Schematic approach to classify graft failure according to angiographic/imaging criteria as well as clinical graft failure, which takes into account clinical characteristics. *Clinical graft failure can only occur in the presence of documented anatomic or physiologic graft failure and “clinical” as such refers to the finding of graft failure in combination with clinical findings related to the failing graft. **Timing of clinical graft failure can be assessed more accurately than timing of graft failure because of the associated symptoms.
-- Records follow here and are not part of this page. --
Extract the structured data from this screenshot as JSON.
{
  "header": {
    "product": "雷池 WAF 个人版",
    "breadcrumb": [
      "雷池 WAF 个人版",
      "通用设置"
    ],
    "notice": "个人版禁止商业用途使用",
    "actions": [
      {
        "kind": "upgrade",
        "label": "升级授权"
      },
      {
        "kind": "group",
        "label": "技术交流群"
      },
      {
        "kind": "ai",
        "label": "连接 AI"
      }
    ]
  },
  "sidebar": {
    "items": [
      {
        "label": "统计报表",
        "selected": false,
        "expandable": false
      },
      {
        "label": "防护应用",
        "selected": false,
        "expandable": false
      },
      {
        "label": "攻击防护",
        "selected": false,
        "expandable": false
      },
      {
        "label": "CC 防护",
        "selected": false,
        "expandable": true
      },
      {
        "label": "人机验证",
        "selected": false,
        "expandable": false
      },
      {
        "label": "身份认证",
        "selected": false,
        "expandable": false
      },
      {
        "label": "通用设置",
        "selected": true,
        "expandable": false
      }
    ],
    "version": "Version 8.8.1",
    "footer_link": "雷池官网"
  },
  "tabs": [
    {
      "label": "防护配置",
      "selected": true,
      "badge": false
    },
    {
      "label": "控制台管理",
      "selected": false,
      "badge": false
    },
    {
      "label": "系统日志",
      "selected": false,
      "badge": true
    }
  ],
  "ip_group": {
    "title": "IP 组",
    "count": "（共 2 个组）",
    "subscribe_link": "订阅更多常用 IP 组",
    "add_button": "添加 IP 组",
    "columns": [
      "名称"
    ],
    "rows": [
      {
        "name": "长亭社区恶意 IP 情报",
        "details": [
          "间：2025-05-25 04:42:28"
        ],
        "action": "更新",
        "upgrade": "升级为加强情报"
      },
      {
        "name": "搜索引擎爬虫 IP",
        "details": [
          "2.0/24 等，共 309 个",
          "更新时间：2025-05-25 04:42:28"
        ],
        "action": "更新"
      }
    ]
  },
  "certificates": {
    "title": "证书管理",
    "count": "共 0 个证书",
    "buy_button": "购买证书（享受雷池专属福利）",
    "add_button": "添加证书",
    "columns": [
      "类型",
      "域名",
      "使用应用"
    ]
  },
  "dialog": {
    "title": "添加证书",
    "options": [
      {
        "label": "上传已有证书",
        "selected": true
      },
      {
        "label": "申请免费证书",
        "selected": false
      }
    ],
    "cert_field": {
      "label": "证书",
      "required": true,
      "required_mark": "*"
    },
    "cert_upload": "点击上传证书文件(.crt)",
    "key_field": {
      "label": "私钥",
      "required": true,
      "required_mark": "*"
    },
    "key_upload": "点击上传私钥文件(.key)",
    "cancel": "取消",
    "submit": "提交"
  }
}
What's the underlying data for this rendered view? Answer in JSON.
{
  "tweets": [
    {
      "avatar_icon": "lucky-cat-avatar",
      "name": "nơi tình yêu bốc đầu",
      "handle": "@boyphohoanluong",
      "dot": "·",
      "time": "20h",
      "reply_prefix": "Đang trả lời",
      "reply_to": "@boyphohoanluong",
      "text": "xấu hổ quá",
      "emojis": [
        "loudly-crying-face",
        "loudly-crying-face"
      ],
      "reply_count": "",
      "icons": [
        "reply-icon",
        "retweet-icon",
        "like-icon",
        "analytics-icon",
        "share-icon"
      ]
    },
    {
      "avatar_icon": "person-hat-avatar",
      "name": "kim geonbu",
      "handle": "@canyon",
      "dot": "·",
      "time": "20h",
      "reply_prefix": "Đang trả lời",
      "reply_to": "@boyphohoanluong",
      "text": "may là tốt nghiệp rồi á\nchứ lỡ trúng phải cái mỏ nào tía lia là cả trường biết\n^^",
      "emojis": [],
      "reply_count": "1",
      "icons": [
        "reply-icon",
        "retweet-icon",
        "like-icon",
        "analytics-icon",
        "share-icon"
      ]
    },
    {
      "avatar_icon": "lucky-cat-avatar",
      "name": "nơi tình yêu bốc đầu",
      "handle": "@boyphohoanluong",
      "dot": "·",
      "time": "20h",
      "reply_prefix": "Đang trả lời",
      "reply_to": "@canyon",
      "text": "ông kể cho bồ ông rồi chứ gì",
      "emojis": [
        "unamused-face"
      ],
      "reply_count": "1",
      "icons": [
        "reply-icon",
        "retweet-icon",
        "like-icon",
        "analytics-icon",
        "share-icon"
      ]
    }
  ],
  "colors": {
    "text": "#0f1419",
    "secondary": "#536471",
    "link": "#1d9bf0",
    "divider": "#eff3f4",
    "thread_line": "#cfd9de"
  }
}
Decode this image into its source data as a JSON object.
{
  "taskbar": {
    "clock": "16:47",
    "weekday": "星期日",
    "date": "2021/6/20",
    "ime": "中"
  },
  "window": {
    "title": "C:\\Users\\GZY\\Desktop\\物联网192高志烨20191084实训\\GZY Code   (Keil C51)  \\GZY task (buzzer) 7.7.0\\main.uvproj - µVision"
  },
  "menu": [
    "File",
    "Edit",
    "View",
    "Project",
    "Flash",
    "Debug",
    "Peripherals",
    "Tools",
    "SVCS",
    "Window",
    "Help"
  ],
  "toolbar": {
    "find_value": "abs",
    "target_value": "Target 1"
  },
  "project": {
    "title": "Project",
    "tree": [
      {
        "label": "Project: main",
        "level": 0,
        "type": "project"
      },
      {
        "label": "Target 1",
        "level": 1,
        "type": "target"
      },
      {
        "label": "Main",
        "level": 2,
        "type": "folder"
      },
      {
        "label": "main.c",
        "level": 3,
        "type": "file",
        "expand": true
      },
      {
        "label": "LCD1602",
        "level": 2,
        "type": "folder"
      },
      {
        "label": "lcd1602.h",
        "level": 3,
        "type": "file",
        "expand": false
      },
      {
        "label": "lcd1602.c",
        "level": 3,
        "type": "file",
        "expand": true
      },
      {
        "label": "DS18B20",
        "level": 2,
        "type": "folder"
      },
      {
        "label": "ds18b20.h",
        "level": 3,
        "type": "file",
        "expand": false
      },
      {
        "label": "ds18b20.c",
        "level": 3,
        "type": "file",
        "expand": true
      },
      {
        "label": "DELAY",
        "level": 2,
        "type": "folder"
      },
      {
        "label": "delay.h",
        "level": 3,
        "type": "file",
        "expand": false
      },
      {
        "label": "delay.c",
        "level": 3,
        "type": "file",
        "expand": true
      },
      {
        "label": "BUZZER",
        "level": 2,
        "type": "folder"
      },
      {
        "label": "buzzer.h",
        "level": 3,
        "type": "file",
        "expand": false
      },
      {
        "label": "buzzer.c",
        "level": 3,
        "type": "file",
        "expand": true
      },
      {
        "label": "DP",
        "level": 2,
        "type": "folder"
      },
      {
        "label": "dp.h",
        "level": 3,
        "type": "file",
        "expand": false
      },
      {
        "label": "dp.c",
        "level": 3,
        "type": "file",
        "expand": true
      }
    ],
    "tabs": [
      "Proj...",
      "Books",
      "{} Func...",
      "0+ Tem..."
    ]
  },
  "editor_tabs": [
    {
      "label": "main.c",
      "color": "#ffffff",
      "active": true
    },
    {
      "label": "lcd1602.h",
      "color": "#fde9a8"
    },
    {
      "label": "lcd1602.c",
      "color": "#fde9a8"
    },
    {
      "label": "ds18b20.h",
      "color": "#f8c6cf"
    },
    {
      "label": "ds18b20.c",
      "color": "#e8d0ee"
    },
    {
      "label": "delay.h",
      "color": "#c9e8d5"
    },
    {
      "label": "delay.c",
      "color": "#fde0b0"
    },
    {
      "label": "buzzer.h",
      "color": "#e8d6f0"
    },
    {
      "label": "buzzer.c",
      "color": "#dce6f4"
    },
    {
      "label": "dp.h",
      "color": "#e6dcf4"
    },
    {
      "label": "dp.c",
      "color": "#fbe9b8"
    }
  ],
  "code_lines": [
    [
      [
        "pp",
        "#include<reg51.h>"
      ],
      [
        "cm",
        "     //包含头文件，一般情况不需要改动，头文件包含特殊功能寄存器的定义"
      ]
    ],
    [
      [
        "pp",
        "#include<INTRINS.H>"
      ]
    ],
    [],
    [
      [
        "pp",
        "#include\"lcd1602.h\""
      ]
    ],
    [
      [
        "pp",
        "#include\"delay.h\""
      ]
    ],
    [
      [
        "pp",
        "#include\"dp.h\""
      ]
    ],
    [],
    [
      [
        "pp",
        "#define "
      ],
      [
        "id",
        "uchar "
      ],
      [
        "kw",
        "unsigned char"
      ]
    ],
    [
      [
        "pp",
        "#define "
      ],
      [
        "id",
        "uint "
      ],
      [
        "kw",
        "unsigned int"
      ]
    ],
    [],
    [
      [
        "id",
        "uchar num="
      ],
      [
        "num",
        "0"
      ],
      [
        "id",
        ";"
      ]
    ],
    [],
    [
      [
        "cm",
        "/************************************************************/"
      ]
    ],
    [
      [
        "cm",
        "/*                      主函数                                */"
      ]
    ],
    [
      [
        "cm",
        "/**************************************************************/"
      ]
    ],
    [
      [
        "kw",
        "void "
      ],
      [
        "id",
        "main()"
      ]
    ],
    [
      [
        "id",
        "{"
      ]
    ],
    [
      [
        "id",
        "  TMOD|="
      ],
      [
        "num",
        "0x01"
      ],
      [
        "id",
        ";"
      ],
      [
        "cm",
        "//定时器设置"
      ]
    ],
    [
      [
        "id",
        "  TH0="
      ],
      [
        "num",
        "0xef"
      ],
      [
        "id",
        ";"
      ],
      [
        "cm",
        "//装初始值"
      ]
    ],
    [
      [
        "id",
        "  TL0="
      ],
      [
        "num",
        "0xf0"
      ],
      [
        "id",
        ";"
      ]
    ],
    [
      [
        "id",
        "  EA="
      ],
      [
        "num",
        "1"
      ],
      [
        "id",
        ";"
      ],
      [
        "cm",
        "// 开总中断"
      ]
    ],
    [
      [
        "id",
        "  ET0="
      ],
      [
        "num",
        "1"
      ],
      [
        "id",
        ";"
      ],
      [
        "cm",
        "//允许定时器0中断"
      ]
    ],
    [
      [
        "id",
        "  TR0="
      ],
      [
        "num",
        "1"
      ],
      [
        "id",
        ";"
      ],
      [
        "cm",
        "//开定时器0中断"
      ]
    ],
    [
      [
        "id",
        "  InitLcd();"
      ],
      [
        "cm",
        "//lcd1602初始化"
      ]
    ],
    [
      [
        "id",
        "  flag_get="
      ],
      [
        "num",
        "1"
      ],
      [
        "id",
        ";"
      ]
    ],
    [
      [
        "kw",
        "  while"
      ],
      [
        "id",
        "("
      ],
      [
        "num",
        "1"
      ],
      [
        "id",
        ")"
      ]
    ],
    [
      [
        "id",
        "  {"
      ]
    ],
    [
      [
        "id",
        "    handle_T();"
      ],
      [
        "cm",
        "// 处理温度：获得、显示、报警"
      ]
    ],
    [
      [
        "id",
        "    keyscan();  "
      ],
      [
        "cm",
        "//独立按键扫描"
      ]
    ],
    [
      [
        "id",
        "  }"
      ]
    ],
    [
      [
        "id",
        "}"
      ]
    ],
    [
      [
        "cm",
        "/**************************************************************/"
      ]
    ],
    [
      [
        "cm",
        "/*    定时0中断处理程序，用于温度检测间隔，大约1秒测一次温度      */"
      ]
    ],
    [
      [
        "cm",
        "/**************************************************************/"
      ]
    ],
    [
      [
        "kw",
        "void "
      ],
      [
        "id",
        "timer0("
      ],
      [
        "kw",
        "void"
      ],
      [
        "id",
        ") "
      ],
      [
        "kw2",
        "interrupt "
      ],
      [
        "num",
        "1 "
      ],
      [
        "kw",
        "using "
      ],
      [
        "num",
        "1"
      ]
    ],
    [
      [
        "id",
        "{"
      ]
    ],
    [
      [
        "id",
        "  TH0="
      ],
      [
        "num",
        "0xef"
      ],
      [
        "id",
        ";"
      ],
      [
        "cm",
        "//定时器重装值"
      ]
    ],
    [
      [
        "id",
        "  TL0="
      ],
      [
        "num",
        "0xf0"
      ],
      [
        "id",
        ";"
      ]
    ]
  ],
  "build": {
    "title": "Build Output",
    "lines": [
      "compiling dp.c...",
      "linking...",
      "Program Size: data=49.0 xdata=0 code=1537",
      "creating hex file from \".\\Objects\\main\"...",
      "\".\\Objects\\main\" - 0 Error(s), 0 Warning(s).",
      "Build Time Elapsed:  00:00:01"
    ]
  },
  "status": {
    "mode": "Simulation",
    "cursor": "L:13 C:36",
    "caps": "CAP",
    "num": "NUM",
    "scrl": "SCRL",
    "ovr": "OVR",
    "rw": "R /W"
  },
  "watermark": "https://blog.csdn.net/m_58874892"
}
For example, a patient who presents with symptoms attributable to graft failure at 2 years after CABG surgery may have had a graft that met the criteria for failure at an earlier stage, but because symptoms attributable to the failing graft did not occur until 2 years after CABG surgery, it is justifiable to call this late clinical graft failure.

Footnotes

Funding sources and disclosures

This manuscript was funded by the Duke Clinical Research Institute, Durham, NC, and the Academic Medical Center—University of Amsterdam, The Netherlands. The authors are solely responsible for the design and conduct of this study, all study analyses, the drafting and editing of the manuscript, and its final contents.